Last night was Satellite High Schools open house.
I got to go meet all of Ethan's teachers for his freshman year.
I thought it was great.
I really liked following his schedule and being able to see
how each day plays out for him.
The school is pretty cool,
nothing like we had in Utah.
All of the different buildings surround this big open courtyard,
you get to each building under covered walkways.
I like it.
Lately conversation with this kid has been tougher to come by.
He is getting lock-jaw or something.
I am always excited to find out how his day went....
and express an interest in his life and activities.
He however,
is not very forthcoming with the goods I am seeking.
I ask him stuff like, How was your day?,
Was lunch good?, Did you guys go out to breakfast or
eat at the cafeteria?, Who went? Was it fun?
Who did you sit by?, Tell me about your homework, etc.....
Maybe I bombard him w/ TOO many questions.
But if I am not getting more than an "I guess,
yeah, fine, not really", it does not satiate my need for
information.
I finally got him to answer this question:
What was the best part of your day, and the worst?
Best -
He kinda lit up yesterday;
The best part was in band when a wasp landed on a kids back.

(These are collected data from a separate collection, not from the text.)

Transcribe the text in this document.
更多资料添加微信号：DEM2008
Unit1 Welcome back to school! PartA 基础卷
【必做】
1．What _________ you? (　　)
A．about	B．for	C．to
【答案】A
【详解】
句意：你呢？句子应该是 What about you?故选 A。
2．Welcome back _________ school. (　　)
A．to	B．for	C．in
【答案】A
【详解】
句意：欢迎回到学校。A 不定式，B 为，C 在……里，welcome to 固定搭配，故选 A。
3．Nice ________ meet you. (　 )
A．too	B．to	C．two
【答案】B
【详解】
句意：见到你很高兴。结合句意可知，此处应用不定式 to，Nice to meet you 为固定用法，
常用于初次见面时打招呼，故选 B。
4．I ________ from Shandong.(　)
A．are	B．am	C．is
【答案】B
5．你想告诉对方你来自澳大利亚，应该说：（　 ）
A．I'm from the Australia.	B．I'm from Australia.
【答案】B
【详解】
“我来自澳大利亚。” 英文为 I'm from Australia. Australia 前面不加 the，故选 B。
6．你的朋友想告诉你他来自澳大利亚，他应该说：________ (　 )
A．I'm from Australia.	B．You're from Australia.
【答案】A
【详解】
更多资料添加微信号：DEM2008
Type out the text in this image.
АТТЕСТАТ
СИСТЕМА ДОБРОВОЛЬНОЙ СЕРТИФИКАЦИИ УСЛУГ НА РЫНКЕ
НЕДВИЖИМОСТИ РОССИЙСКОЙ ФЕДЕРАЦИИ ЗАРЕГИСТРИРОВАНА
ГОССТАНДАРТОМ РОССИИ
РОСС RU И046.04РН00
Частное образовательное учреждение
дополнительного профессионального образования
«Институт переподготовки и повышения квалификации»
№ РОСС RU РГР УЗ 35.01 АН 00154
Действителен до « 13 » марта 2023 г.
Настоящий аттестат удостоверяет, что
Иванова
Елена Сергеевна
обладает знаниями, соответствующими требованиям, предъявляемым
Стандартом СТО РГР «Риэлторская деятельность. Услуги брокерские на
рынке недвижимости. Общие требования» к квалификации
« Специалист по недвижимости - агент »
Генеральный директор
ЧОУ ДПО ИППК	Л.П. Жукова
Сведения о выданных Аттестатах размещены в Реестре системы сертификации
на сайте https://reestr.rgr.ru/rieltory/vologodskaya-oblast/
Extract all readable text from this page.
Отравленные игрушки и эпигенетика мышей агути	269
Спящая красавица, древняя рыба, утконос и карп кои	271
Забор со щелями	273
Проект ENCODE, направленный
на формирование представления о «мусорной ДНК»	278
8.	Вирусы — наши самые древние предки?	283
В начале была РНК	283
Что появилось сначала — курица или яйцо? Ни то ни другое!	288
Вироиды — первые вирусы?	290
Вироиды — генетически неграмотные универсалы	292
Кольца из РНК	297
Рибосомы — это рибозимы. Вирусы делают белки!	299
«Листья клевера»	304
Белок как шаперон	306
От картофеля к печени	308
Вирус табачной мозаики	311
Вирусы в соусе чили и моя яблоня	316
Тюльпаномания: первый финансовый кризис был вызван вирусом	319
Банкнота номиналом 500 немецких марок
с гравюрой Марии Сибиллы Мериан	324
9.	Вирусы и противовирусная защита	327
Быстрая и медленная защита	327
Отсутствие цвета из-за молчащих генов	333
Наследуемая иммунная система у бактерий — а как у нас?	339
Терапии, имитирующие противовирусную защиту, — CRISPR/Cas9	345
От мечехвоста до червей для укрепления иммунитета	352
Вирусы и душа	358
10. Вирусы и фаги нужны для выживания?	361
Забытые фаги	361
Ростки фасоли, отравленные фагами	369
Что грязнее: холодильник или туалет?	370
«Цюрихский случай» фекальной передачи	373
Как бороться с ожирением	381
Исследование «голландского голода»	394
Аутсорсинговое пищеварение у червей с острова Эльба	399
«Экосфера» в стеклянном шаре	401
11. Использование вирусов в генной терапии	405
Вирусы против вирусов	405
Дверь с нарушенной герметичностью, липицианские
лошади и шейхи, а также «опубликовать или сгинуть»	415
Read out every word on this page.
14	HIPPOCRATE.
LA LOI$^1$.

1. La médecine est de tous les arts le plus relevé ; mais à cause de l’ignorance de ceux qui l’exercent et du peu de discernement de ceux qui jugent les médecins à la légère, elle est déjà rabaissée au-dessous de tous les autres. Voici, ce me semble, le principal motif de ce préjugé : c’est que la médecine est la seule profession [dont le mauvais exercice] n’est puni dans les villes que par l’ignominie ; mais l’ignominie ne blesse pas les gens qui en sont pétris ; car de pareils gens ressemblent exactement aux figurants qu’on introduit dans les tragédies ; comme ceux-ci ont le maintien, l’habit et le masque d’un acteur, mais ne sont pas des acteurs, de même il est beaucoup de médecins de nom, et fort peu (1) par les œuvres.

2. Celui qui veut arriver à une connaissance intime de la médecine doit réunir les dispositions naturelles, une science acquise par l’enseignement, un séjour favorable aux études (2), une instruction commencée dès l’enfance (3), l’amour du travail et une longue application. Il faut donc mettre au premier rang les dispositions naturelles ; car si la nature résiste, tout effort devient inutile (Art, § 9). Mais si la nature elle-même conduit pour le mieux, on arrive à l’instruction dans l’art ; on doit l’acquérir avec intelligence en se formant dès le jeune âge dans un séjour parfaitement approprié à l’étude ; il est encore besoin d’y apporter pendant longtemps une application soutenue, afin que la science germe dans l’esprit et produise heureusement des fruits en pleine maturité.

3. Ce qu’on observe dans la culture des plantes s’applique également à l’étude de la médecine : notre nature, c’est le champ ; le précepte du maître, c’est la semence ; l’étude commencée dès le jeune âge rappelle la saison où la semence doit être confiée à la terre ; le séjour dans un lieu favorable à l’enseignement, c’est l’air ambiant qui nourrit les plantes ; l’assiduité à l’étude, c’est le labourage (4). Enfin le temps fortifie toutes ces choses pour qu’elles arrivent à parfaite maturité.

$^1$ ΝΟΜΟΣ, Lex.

We kept telling him he had a wasp on him,
but he thought we were kidding so he didn't do anything
about it.
The rest of us were all scrambling to get away from him.
Then it climbed up into his hair.
Finally he freaked out and it flew out onto another kids
foot, who then wigged out.
It was pretty cool.
Yeah.
That's what I'm talking about.
The good stuff.
The juice.
The crazy happenings of High School Life...
of your life.
I can't remember the worst....
but I'll tell you what I can remember,
I remember my mom always asking me tons of unending
questions after school.
I remember getting super annoyed and thinking,
who cares?
Get a life mom...
Get a life mom...
I really didn't know at the time, that I was her life.
That my coming home and sharing my
experiences was a huge highlight of her day.
One way she could stay connected with me and
be my support and biggest fan.
I wonder if I had known,
would I have given her more of the good stuff?
I like to think so.
1 comment:
AH - that made me tear up. Keep at it w/the questions who knows what gems will pop up. Poor Mom - if she got the quiet treatment from you she got the never ending chit chat from me...I don't doubt she wished I wasn't so forthcoming at times...at least with the minutia. Someday your kids will realize how important it was they had a Mom that cared about all the small details, I know I do.